The text of § 3237(b) is set out on page 1070, supra. The pretrial record in this proceeding reflects that the defendant was informed by the court of his right to move for transfer of this case to the Western or Middle Districts, but he declined to do so. The government argued orally that defendant's failure to move for transfer constituted a waiver of the venue point, but we do not have to reach that issue.

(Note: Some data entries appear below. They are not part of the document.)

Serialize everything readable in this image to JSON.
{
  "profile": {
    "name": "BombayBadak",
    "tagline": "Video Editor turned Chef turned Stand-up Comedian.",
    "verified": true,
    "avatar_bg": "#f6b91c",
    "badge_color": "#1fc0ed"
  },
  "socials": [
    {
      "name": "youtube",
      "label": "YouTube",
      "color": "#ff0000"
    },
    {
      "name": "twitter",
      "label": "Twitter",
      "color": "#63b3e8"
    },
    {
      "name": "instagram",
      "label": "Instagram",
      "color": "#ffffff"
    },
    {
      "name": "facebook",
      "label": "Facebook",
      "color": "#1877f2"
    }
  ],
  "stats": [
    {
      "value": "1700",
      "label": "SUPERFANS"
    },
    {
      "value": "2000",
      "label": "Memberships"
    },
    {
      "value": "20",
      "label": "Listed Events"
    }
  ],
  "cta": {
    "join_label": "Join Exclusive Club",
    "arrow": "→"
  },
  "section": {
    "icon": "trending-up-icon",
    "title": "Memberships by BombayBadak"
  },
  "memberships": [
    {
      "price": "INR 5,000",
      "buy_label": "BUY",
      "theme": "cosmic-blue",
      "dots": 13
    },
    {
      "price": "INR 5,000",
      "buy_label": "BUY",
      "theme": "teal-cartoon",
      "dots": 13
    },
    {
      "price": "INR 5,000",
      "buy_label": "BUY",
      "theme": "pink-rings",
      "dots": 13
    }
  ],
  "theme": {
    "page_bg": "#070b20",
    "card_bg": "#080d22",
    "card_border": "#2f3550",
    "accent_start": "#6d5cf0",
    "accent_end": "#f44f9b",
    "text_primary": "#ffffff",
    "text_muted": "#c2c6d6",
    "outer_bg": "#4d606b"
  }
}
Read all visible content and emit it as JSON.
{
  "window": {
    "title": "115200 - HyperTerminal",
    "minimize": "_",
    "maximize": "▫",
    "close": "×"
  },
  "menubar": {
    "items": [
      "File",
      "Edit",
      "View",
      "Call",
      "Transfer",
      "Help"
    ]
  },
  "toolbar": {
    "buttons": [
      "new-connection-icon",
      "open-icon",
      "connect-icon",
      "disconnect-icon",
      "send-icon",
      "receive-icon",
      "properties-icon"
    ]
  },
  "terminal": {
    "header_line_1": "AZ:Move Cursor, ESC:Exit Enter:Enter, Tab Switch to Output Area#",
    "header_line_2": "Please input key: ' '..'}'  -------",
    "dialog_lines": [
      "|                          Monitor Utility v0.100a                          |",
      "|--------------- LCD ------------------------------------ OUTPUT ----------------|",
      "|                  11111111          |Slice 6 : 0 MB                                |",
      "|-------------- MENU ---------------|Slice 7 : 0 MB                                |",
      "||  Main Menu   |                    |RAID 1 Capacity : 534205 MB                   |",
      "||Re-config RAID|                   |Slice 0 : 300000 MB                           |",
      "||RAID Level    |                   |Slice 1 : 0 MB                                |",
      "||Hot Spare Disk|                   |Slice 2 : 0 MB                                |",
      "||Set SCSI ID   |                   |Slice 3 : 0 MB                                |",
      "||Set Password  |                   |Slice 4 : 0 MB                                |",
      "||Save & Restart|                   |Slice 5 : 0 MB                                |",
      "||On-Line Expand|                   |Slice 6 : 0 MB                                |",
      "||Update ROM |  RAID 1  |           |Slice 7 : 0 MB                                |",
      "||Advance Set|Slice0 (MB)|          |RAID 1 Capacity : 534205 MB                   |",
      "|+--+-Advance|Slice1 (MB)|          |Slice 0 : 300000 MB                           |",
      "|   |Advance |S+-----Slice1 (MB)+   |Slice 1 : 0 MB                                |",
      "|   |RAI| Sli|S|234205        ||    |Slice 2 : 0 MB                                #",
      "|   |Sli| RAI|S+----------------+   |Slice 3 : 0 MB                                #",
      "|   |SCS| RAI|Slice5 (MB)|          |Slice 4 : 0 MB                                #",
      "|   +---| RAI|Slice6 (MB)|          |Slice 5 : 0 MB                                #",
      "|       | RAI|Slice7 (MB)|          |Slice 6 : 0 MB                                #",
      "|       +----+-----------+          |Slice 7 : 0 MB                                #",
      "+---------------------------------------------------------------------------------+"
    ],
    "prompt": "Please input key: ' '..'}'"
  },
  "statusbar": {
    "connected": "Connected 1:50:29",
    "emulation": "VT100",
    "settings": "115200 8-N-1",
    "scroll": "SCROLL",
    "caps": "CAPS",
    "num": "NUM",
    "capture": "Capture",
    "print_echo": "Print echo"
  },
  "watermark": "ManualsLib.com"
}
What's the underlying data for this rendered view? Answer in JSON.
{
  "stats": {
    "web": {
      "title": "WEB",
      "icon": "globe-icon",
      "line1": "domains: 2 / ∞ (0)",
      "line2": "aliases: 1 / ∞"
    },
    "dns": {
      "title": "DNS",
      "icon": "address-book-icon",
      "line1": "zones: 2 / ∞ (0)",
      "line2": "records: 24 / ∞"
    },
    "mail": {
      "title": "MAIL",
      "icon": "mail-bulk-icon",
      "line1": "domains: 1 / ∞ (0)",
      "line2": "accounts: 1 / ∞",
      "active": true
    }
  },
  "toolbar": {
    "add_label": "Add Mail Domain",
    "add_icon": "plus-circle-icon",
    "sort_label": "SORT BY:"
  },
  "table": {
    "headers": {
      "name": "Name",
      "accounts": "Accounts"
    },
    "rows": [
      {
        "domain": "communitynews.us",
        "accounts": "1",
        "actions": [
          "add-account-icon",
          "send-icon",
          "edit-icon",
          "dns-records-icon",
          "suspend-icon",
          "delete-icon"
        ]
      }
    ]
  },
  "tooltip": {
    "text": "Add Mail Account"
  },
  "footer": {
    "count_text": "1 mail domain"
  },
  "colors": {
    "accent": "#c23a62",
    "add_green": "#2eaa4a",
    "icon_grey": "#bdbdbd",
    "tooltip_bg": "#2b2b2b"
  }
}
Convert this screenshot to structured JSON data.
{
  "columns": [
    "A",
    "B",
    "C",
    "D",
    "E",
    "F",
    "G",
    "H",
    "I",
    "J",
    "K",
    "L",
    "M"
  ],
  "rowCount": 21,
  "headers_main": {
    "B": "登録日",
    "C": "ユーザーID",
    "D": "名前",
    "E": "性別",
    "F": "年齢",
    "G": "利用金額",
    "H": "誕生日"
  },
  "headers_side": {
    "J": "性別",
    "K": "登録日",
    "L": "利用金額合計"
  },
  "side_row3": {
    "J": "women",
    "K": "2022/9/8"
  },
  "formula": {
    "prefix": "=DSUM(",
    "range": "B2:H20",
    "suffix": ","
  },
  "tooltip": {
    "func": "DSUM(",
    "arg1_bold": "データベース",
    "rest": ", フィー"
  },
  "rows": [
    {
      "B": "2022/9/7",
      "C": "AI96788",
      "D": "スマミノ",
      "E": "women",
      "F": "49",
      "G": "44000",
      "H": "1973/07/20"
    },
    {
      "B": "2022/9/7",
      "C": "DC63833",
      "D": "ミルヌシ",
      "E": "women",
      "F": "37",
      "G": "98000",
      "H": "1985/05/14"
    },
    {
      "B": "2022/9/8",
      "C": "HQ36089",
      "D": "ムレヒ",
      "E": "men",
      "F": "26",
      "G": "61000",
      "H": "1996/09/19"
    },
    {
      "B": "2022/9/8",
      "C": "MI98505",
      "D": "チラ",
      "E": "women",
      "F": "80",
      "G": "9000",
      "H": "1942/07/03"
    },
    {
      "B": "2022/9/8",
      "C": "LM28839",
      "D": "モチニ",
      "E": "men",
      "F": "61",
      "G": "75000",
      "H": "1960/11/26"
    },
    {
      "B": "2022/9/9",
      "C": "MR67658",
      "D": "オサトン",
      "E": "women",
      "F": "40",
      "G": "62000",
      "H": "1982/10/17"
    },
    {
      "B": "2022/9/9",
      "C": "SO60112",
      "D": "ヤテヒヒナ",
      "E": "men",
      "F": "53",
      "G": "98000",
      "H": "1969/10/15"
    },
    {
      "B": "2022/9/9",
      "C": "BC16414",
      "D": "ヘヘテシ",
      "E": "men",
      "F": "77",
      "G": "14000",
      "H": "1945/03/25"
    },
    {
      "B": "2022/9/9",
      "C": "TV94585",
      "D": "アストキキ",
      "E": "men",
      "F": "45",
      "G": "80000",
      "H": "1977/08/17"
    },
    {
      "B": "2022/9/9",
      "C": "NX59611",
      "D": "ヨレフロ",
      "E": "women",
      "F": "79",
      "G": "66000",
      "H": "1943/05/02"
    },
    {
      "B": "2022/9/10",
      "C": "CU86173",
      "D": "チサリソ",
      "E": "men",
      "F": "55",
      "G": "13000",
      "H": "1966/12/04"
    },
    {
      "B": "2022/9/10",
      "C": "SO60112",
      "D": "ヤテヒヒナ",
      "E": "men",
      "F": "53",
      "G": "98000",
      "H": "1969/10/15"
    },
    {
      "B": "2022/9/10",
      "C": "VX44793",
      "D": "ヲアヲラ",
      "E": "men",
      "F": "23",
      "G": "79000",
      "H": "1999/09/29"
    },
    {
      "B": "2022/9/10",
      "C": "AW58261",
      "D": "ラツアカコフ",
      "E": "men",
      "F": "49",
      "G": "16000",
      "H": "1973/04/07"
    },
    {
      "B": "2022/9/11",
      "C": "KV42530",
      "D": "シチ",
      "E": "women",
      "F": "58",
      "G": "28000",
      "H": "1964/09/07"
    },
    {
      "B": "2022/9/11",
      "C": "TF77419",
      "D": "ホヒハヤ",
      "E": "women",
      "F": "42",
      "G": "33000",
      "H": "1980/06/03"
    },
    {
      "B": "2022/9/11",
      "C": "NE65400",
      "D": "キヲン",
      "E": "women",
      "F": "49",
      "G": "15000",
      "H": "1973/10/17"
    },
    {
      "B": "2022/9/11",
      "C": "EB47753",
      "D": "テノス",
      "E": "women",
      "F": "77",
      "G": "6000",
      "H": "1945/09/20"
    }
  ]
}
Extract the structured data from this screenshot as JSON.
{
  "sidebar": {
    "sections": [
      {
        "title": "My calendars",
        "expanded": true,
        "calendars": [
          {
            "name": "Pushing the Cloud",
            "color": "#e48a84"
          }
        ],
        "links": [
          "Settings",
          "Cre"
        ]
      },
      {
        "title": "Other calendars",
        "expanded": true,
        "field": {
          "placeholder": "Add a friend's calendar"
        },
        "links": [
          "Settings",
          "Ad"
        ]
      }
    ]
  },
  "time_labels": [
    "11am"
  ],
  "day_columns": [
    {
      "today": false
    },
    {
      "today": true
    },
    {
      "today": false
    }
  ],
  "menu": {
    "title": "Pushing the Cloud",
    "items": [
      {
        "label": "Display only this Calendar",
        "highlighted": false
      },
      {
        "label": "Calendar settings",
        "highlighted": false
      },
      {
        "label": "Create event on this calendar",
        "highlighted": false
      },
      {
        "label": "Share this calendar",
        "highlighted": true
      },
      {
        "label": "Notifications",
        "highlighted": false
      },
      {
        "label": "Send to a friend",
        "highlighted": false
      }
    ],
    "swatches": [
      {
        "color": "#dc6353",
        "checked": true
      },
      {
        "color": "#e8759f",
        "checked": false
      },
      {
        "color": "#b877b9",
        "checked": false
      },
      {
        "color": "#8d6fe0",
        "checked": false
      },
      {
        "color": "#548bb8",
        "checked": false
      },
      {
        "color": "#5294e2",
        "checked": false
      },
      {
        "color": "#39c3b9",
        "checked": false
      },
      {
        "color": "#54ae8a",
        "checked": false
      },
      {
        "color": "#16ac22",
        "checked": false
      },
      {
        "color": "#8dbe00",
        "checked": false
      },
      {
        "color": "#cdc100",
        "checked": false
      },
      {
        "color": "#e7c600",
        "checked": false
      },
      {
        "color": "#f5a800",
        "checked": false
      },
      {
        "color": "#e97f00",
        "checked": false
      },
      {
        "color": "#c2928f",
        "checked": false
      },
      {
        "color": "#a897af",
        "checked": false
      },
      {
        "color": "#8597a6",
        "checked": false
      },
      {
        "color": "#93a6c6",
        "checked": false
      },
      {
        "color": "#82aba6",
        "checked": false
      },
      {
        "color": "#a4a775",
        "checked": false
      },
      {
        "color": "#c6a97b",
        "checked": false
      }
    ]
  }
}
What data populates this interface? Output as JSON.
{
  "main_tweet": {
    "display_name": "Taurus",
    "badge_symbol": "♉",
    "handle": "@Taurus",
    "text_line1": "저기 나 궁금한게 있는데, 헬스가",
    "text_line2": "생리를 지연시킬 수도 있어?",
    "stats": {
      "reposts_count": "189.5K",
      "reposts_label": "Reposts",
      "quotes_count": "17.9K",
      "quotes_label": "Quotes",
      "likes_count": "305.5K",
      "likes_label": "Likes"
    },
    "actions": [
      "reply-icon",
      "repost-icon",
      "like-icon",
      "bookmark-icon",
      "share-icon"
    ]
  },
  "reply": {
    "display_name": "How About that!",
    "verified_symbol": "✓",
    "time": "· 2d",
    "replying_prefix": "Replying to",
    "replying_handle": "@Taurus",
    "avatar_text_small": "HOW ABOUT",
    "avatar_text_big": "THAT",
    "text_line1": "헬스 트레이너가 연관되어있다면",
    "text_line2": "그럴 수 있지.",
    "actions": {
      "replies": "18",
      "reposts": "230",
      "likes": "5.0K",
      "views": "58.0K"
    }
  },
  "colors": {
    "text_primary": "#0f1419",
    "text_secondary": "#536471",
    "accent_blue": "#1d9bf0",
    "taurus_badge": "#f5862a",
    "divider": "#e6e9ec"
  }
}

The untenability of the defendant's position is best demonstrated by an analysis of the government's problem in ever sustaining a § 7206(1) conviction, no matter how strong its case on the falsity of the return, if the defendant's motion were to be granted here. For the government would then be put to discovering and proving where the defendant was sojourning when he prepared the return or when he signed it, a task which will generally be impossible unless the defendant himself reveals that information prior to indictment. We note in this connection that there is no place on the tax return form where the signer is asked to indicate where he prepared or signed it. A prime example of the point at issue is this very case, where the government apparently believed before trial that defendant's 1970 and 1971 returns were prepared and signed at the defendant's home or office in the Western District. His address on the returns for both years was his home in the Western District (See note 4 supra.), but in fact he testified at trial that the 1971 return was signed in Luzerne County in the Middle District.
A return may often be prepared or signed in a judicial district other than the one where the defendant resides. The defendant here testified that he prepared his own returns. During April 1971 he could easily have done so while at his parents' home, which he testified was nearby in Ohio. Or in April 1972 he could have prepared his return while on business in New York or New Jersey, both of which are just short distances from Wilkes-Barre where he resided at the time he filed the 1971 return. If a defendant were to testify to such effect at trial, the government ordinarily would be unable to contradict him, and if the defendant's argument in this case is correct, such a defendant would have a potential evasion device. We will not interpret the applicable statutes by resorting to the assumption that Congress intended that the statutes defeat their own enforcement.
In view of the foregoing, we hold that venue was properly laid in this district, and that the government proved its case by showing that the defendant's returns were filed in the Eastern District. Defendant's motions must therefore be denied.